CSVLoader, JsonLoader

CSVLoader

student.csv

name,age,gender
Bill,10,1
Mary,15,0
Jello,12,1
Boka,11,0
1
2
3
4
5
6
7
8
9
from langchain_community.document_loaders.csv_loader import CSVLoader

loader = CSVLoader(
    file_path= "./data/student.csv",
    #csv_args={"delimiter":","},
    encoding="utf-8")
# documents = loader.load()
for document in loader.lazy_load():
    print(type(document), document)

JsonLoader

安裝jq

pip3 install jq    

json

以下結構, name 是 string , age 是 int , hobby 是 list , info 是 json 。
student0.json

{
  "name": "Mary",
  "age": 10,
  "gender": 0,
  "hobby": [
    "singing",
    "swimming",
    "cooking"
  ],
  "info": {
    "tel": "03-111111",
    "address": "Taiwan, Taoyuan City"
  }
}

取得所有key、value

1
2
3
4
5
6
7
8
9
from langchain_community.document_loaders import JSONLoader

loader = JSONLoader(
    file_path= "./data/student0.json", # json檔案路徑
    jq_schema=".", # .為根目錄,代表顯示所有key value
    text_content= False
)
documents = loader.load()
print(documents)

以下,內容是在page_content,source為來源資料,seq_num為每一列的序號。

[Document(metadata={'source': '/Users/cici/PythonProject/AIProject/data/student0.json', 'seq_num': 1}, page_content='{"name": "Mary", "age": 10, "gender": 0, "hobby": ["singing", "swimming", "cooking"], "info": {"tel": "03-111111", "address": "Taiwan, Taoyuan City"}}')]

取得特定key的value

1
2
3
4
5
6
7
8
9
from langchain_community.document_loaders import JSONLoader

loader = JSONLoader(
    file_path= "./data/student0.json", # json檔案路徑
    jq_schema=".name", # 顯示key為name
    text_content= False
)
documents = loader.load()
print(documents)

以下,內容是在page_content,只顯示名字,source為來源資料,seq_num為每一列的序號。

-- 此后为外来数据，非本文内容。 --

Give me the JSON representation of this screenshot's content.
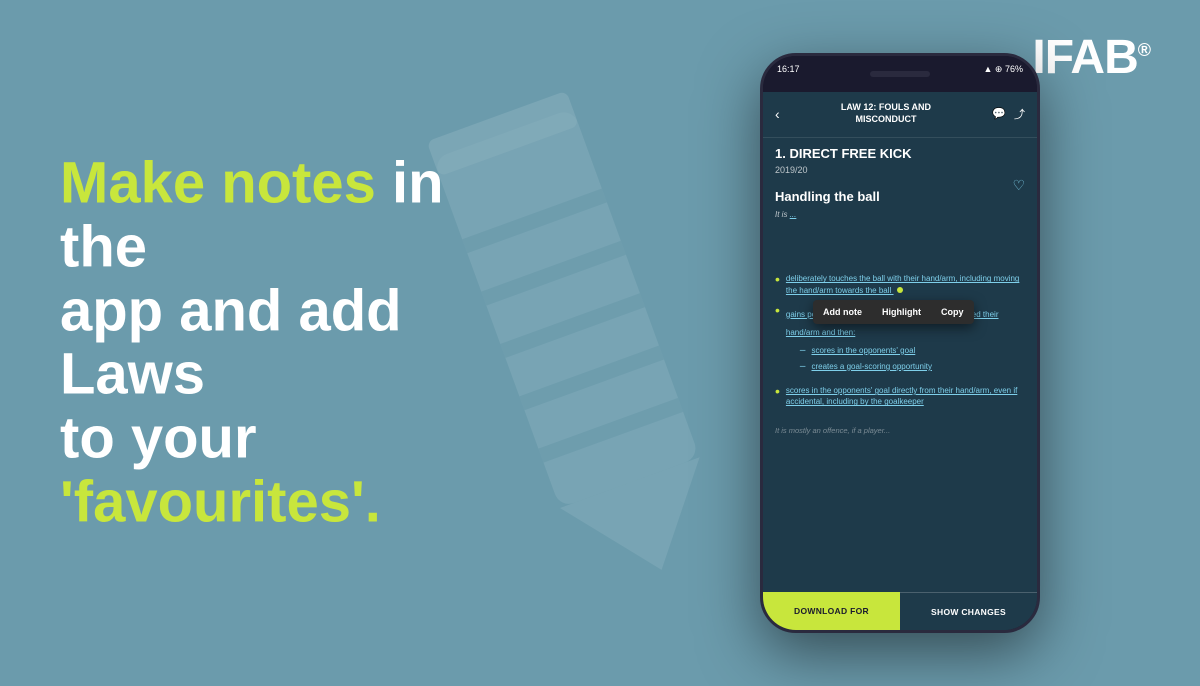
{
  "background": {
    "color": "#6b9bac"
  },
  "ifab_logo": {
    "text": "IFAB",
    "registered_mark": "®"
  },
  "hero": {
    "line1_normal": "in the",
    "line1_highlight": "Make notes",
    "line2": "app and add Laws",
    "line3_normal": "to your ",
    "line3_quote": "'favourites'."
  },
  "phone": {
    "status_bar": {
      "time": "16:17",
      "signal": "▲▲",
      "wifi": "WiFi",
      "battery": "76%"
    },
    "header": {
      "back_icon": "‹",
      "title_line1": "LAW 12: FOULS AND",
      "title_line2": "MISCONDUCT",
      "comment_icon": "💬",
      "share_icon": "⤴"
    },
    "section_title": "1. DIRECT FREE KICK",
    "year": "2019/20",
    "handling_title": "Handling the ball",
    "partial_text": "It is ...",
    "context_menu": {
      "items": [
        "Add note",
        "Highlight",
        "Copy"
      ]
    },
    "list_items": [
      {
        "text": "deliberately touches the ball with their hand/arm, including moving the hand/arm towards the ball",
        "type": "bullet"
      },
      {
        "text": "gains possession/control of the ball after it has touched their hand/arm and then:",
        "type": "bullet",
        "sub_items": [
          "scores in the opponents' goal",
          "creates a goal-scoring opportunity"
        ]
      },
      {
        "text": "scores in the opponents' goal directly from their hand/arm, even if accidental, including by the goalkeeper",
        "type": "bullet"
      }
    ],
    "faded_text": "It is mostly an offence, if a player...",
    "bottom_buttons": {
      "download": "DOWNLOAD FOR",
      "show_changes": "SHOW CHANGES"
    }
  }
}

[Document(metadata={'source': '/Users/cici/PythonProject/AIProject/data/student0.json', 'seq_num': 1}, page_content='Mary')]

透過子元素key,取出value

1
2
3
4
5
6
7
8
9
from langchain_community.document_loaders import JSONLoader

loader = JSONLoader(
    file_path= "./data/student0.json", # json檔案路徑
    jq_schema=".info.tel", # key為info,再取得子json中key為tel
    text_content= False
)
documents = loader.load()
print(documents)

以下,內容是在page_content,只顯示電話,source為來源資料,seq_num為每一列的序號。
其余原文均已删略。